Left, nurse Manager Margaret Ford, RN, and Director Suzanne Bird, MD, in the Acute Psychiatry Service unit at Mass General.
Left, Nurse Manager Margaret Ford, RN, and Director Suzanne Bird, MD, in the Acute Psychiatry Service unit at Mass General.

A Different Time

Two years into the pandemic, however, the impressive, state-of-the art unit does not have enough beds to meet the demand. “Right now, the mental health crisis is a pandemic within a pandemic. These are problems that are not going to be quickly solved,” Ms. Rosen says.

“The environment of care in our new space is tremendously better. It is a great step up from the ED. But it is not a solution to the fact that people are boarding for days, sometimes weeks, particularly pediatric patients,” says APS Director Suzanne Bird, MD.

The APS exceeds capacity every single day. Acutely ill patients can still spend days in the main ED, on a recliner or on a stretcher in a hallway. In the APS itself, some patients wait weeks for transfer to care or placement in an appropriate treatment facility.

“Yesterday, we had 49 patients,” Dr. Bird says during a recent tour of the space. “That means 29 patients were spread all around the rest of the ED.”

When the planning process began in 2018, metrics showed that a unit of 20 beds would be able to accommodate most of the APS patients. That is no longer the case.

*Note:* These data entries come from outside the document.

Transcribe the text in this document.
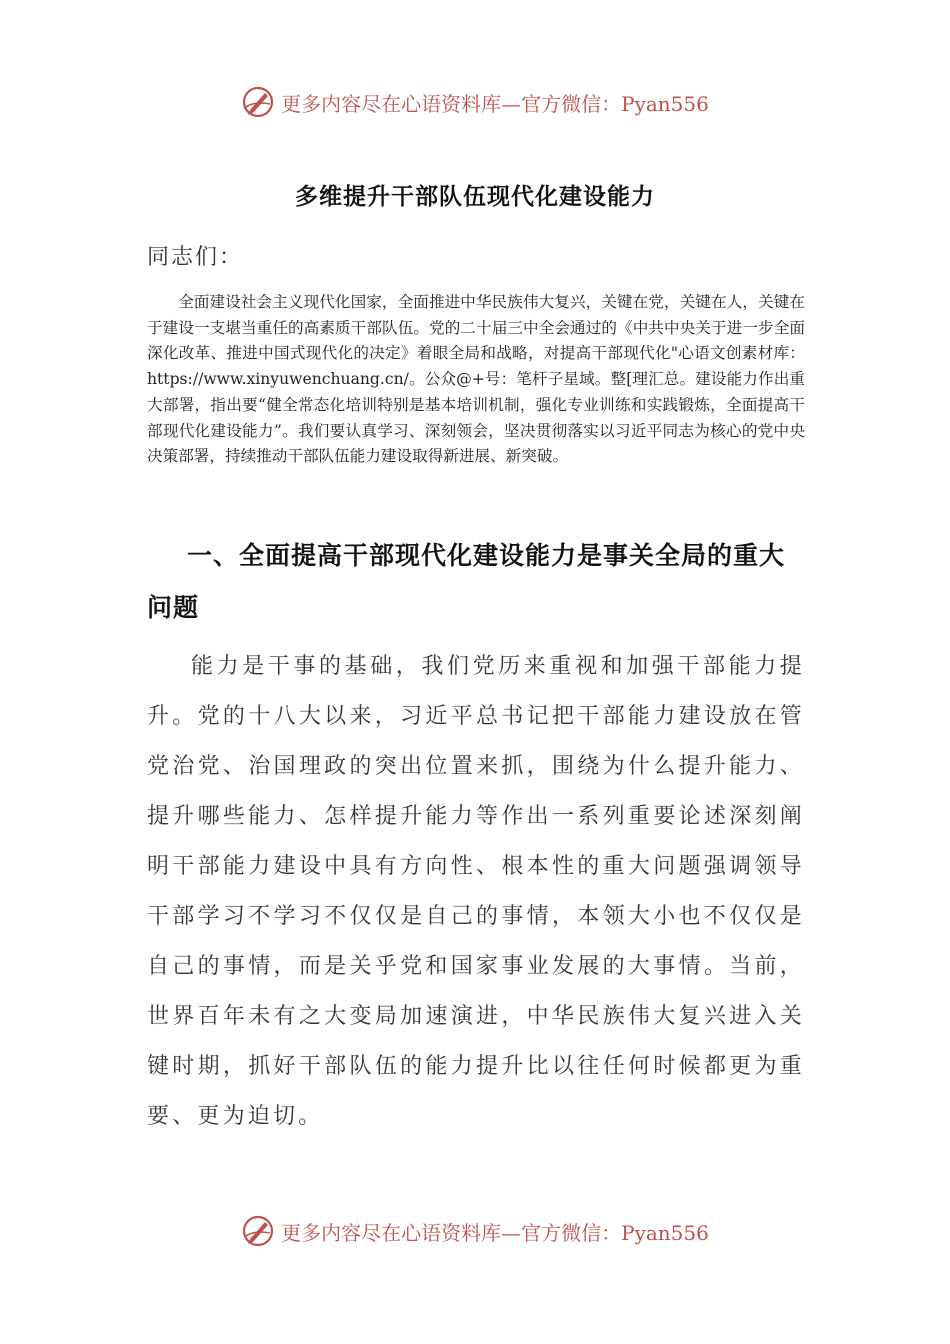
更多内容尽在心语资料库—官方微信：Pyan556
多维提升干部队伍现代化建设能力
同志们：

全面建设社会主义现代化国家，全面推进中华民族伟大复兴，关键在党，关键在人，关键在于建设一支堪当重任的高素质干部队伍。党的二十届三中全会通过的《中共中央关于进一步全面深化改革、推进中国式现代化的决定》着眼全局和战略，对提高干部现代化"心语文创素材库：https://www.xinyuwenchuang.cn/。公众@+号：笔杆子星域。整[理汇总。建设能力作出重大部署，指出要“健全常态化培训特别是基本培训机制，强化专业训练和实践锻炼，全面提高干部现代化建设能力”。我们要认真学习、深刻领会，坚决贯彻落实以习近平同志为核心的党中央决策部署，持续推动干部队伍能力建设取得新进展、新突破。

一、全面提高干部现代化建设能力是事关全局的重大问题

能力是干事的基础，我们党历来重视和加强干部能力提升。党的十八大以来，习近平总书记把干部能力建设放在管党治党、治国理政的突出位置来抓，围绕为什么提升能力、提升哪些能力、怎样提升能力等作出一系列重要论述深刻阐明干部能力建设中具有方向性、根本性的重大问题强调领导干部学习不学习不仅仅是自己的事情，本领大小也不仅仅是自己的事情，而是关乎党和国家事业发展的大事情。当前，世界百年未有之大变局加速演进，中华民族伟大复兴进入关键时期，抓好干部队伍的能力提升比以往任何时候都更为重要、更为迫切。

更多内容尽在心语资料库—官方微信：Pyan556
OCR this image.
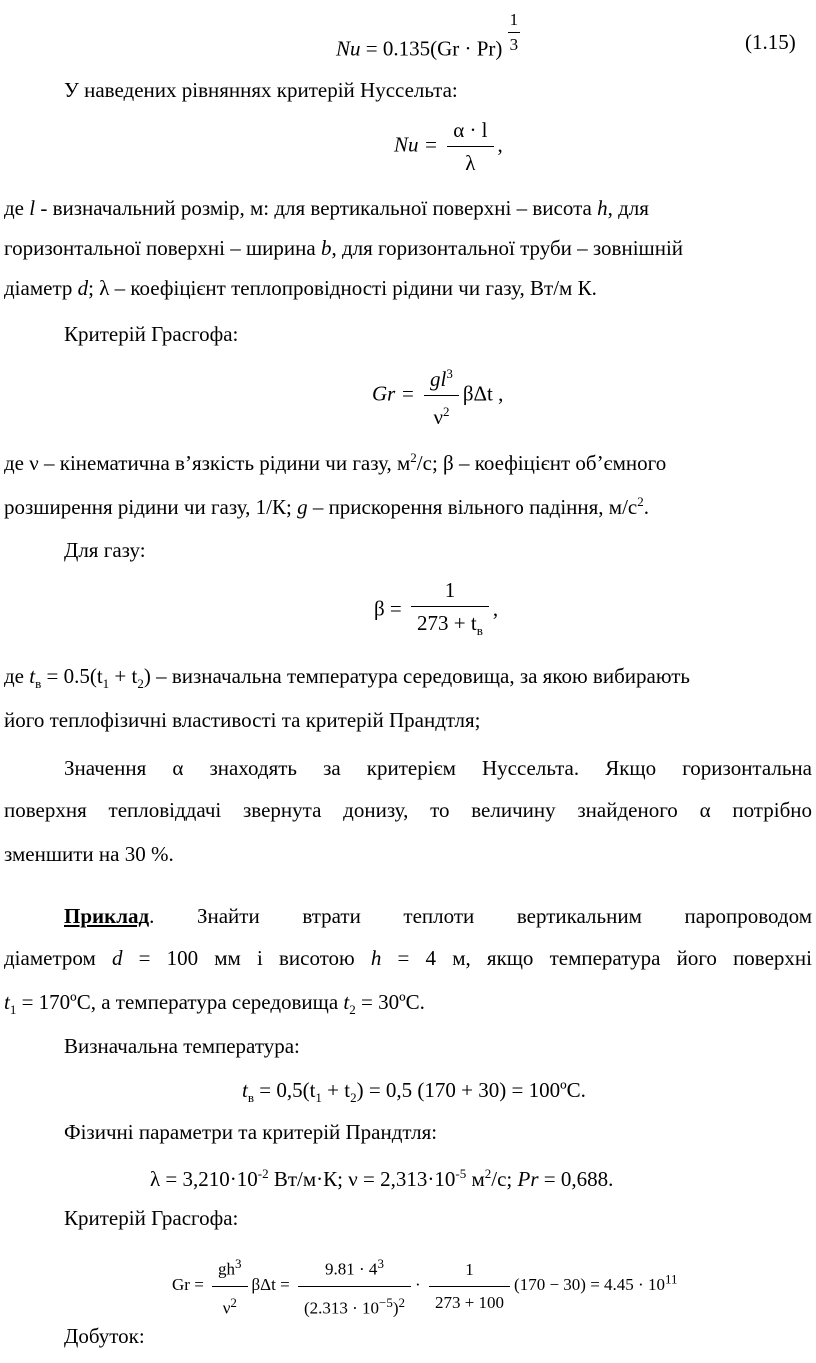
$Nu = 0.135(Gr \cdot Pr) \frac{1}{3}$	(1.15)
У наведених рівняннях критерій Нуссельта:
$Nu = \frac{\alpha \cdot l}{\lambda}$ ,
де l - визначальний розмір, м: для вертикальної поверхні – висота h, для
горизонтальної поверхні – ширина b, для горизонтальної труби – зовнішній
діаметр d; λ – коефіцієнт теплопровідності рідини чи газу, Вт/м К.
Критерій Грасгофа:
$Gr = \frac{gl^3}{\nu^2}$ βΔt ,
де ν – кінематична в’язкість рідини чи газу, $м^2/с$; β – коефіцієнт об’ємного
розширення рідини чи газу, 1/К; g – прискорення вільного падіння, $м/с^2$.
Для газу:
$\beta = \frac{1}{273 + t_в}$ ,
де $t_в = 0.5(t_1 + t_2)$ – визначальна температура середовища, за якою вибирають
його теплофізичні властивості та критерій Прандтля;
Значення α знаходять за критерієм Нуссельта. Якщо горизонтальна
поверхня тепловіддачі звернута донизу, то величину знайденого α потрібно
зменшити на 30 %.
Приклад. Знайти втрати теплоти вертикальним паропроводом
діаметром d = 100 мм і висотою h = 4 м, якщо температура його поверхні
$t_1$ = 170ºC, а температура середовища $t_2$ = 30ºC.
Визначальна температура:
$t_в = 0,5(t_1 + t_2) = 0,5$ (170 + 30) = 100ºС.
Фізичні параметри та критерій Прандтля:
$\lambda = 3,210\cdot 10^{-2}$ Вт/м·К; $\nu = 2,313\cdot 10^{-5}$ $м^2/с$; Pr = 0,688.
Критерій Грасгофа:
$Gr = \frac{gh^3}{\nu^2}$ $\beta\Delta t = \frac{9.81 \cdot 4^3}{(2.313 \cdot 10^{-5})^2} \cdot \frac{1}{273 + 100} (170 - 30) = 4.45 \cdot 10^{11}$
Добуток:
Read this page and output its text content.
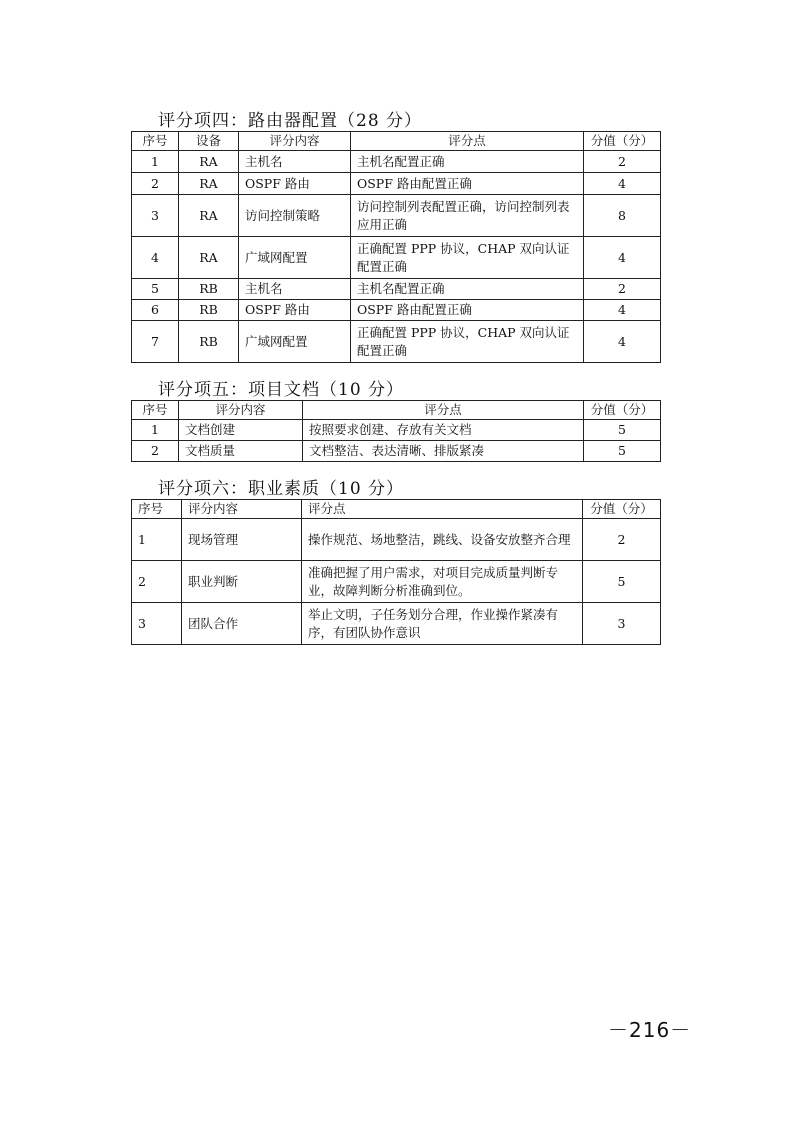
评分项四：路由器配置（28 分）
序号	设备	评分内容	评分点	分值（分）
1	RA	主机名	主机名配置正确	2
2	RA	OSPF 路由	OSPF 路由配置正确	4
3	RA	访问控制策略	访问控制列表配置正确，访问控制列表应用正确	8
4	RA	广域网配置	正确配置 PPP 协议，CHAP 双向认证配置正确	4
5	RB	主机名	主机名配置正确	2
6	RB	OSPF 路由	OSPF 路由配置正确	4
7	RB	广域网配置	正确配置 PPP 协议，CHAP 双向认证配置正确	4
评分项五：项目文档（10 分）
序号	评分内容	评分点	分值（分）
1	文档创建	按照要求创建、存放有关文档	5
2	文档质量	文档整洁、表达清晰、排版紧凑	5
评分项六：职业素质（10 分）
序号	评分内容	评分点	分值（分）
1	现场管理	操作规范、场地整洁，跳线、设备安放整齐合理	2
2	职业判断	准确把握了用户需求，对项目完成质量判断专业，故障判断分析准确到位。	5
3	团队合作	举止文明，子任务划分合理，作业操作紧凑有序，有团队协作意识	3
－216－
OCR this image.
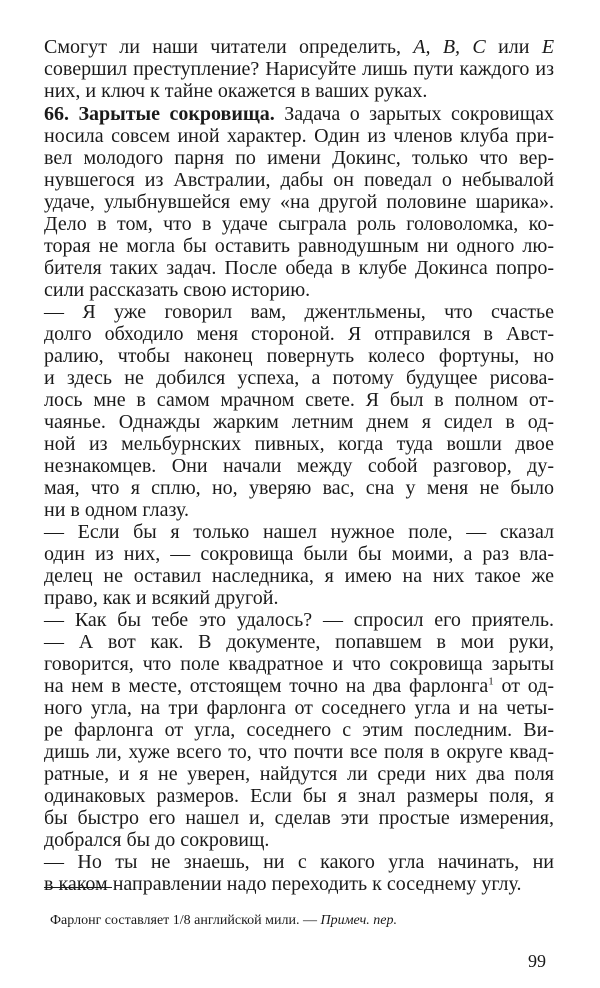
Смогут ли наши читатели определить, A, B, C или E
совершил преступление? Нарисуйте лишь пути каждого из
них, и ключ к тайне окажется в ваших руках.
66. Зарытые сокровища. Задача о зарытых сокровищах
носила совсем иной характер. Один из членов клуба при-
вел молодого парня по имени Докинс, только что вер-
нувшегося из Австралии, дабы он поведал о небывалой
удаче, улыбнувшейся ему «на другой половине шарика».
Дело в том, что в удаче сыграла роль головоломка, ко-
торая не могла бы оставить равнодушным ни одного лю-
бителя таких задач. После обеда в клубе Докинса попро-
сили рассказать свою историю.
— Я уже говорил вам, джентльмены, что счастье
долго обходило меня стороной. Я отправился в Авст-
ралию, чтобы наконец повернуть колесо фортуны, но
и здесь не добился успеха, а потому будущее рисова-
лось мне в самом мрачном свете. Я был в полном от-
чаянье. Однажды жарким летним днем я сидел в од-
ной из мельбурнских пивных, когда туда вошли двое
незнакомцев. Они начали между собой разговор, ду-
мая, что я сплю, но, уверяю вас, сна у меня не было
ни в одном глазу.
— Если бы я только нашел нужное поле, — сказал
один из них, — сокровища были бы моими, а раз вла-
делец не оставил наследника, я имею на них такое же
право, как и всякий другой.
— Как бы тебе это удалось? — спросил его приятель.
— А вот как. В документе, попавшем в мои руки,
говорится, что поле квадратное и что сокровища зарыты
на нем в месте, отстоящем точно на два фарлонга$^1$ от од-
ного угла, на три фарлонга от соседнего угла и на четы-
ре фарлонга от угла, соседнего с этим последним. Ви-
дишь ли, хуже всего то, что почти все поля в округе квад-
ратные, и я не уверен, найдутся ли среди них два поля
одинаковых размеров. Если бы я знал размеры поля, я
бы быстро его нашел и, сделав эти простые измерения,
добрался бы до сокровищ.
Фарлонг составляет 1/8 английской мили. — Примеч. пер.
99
— Но ты не знаешь, ни с какого угла начинать, ни
в каком направлении надо переходить к соседнему углу.
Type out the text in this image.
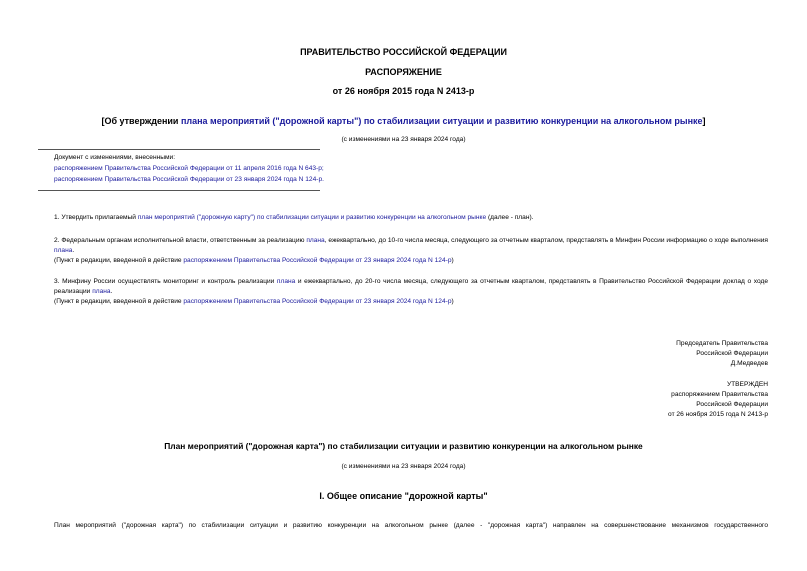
ПРАВИТЕЛЬСТВО РОССИЙСКОЙ ФЕДЕРАЦИИ
РАСПОРЯЖЕНИЕ
от 26 ноября 2015 года N 2413-р
[Об утверждении плана мероприятий ("дорожной карты") по стабилизации ситуации и развитию конкуренции на алкогольном рынке]
(с изменениями на 23 января 2024 года)
Документ с изменениями, внесенными:
распоряжением Правительства Российской Федерации от 11 апреля 2016 года N 643-р;
распоряжением Правительства Российской Федерации от 23 января 2024 года N 124-р.
1. Утвердить прилагаемый план мероприятий ("дорожную карту") по стабилизации ситуации и развитию конкуренции на алкогольном рынке (далее - план).
2. Федеральным органам исполнительной власти, ответственным за реализацию плана, ежеквартально, до 10-го числа месяца, следующего за отчетным кварталом, представлять в Минфин России информацию о ходе выполнения плана.
(Пункт в редакции, введенной в действие распоряжением Правительства Российской Федерации от 23 января 2024 года N 124-р)
3. Минфину России осуществлять мониторинг и контроль реализации плана и ежеквартально, до 20-го числа месяца, следующего за отчетным кварталом, представлять в Правительство Российской Федерации доклад о ходе реализации плана.
(Пункт в редакции, введенной в действие распоряжением Правительства Российской Федерации от 23 января 2024 года N 124-р)
Председатель Правительства
Российской Федерации
Д.Медведев
УТВЕРЖДЕН
распоряжением Правительства
Российской Федерации
от 26 ноября 2015 года N 2413-р
План мероприятий ("дорожная карта") по стабилизации ситуации и развитию конкуренции на алкогольном рынке
(с изменениями на 23 января 2024 года)
I. Общее описание "дорожной карты"
План мероприятий ("дорожная карта") по стабилизации ситуации и развитию конкуренции на алкогольном рынке (далее - "дорожная карта") направлен на совершенствование механизмов государственного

The pandemic and its host of detrimental effects on mental health, including the toll of isolation, the loss of loved ones and livelihoods and the rise in substance use disorders, is one reason, but not the only one, for the dramatic increase in patients.

“Unfortunately, the APS is facing challenges,” Ms. Rosen says. “It is not set up to be an inpatient unit. It is not designed that way and not staffed that way.”

Fortunately, however, the hospital’s commitment to the new space also extended to increased staffing levels — more nurses and more mental health professionals — so patients can receive not only evaluation and assessment but also treatment, allowing for the possibility that they can be discharged without transfer to another facility. Other solutions to the boarding crisis may be on the horizon, including fast-acting medications and treatments, used to help decrease the need for visits to the ED. But these temporary solutions won’t address the need for inpatient care.

“To be totally honest, the entire system needs to be overhauled,” says Dr. Bird. “We need a complete restructuring of how mental health care is provided in this state and in the country.”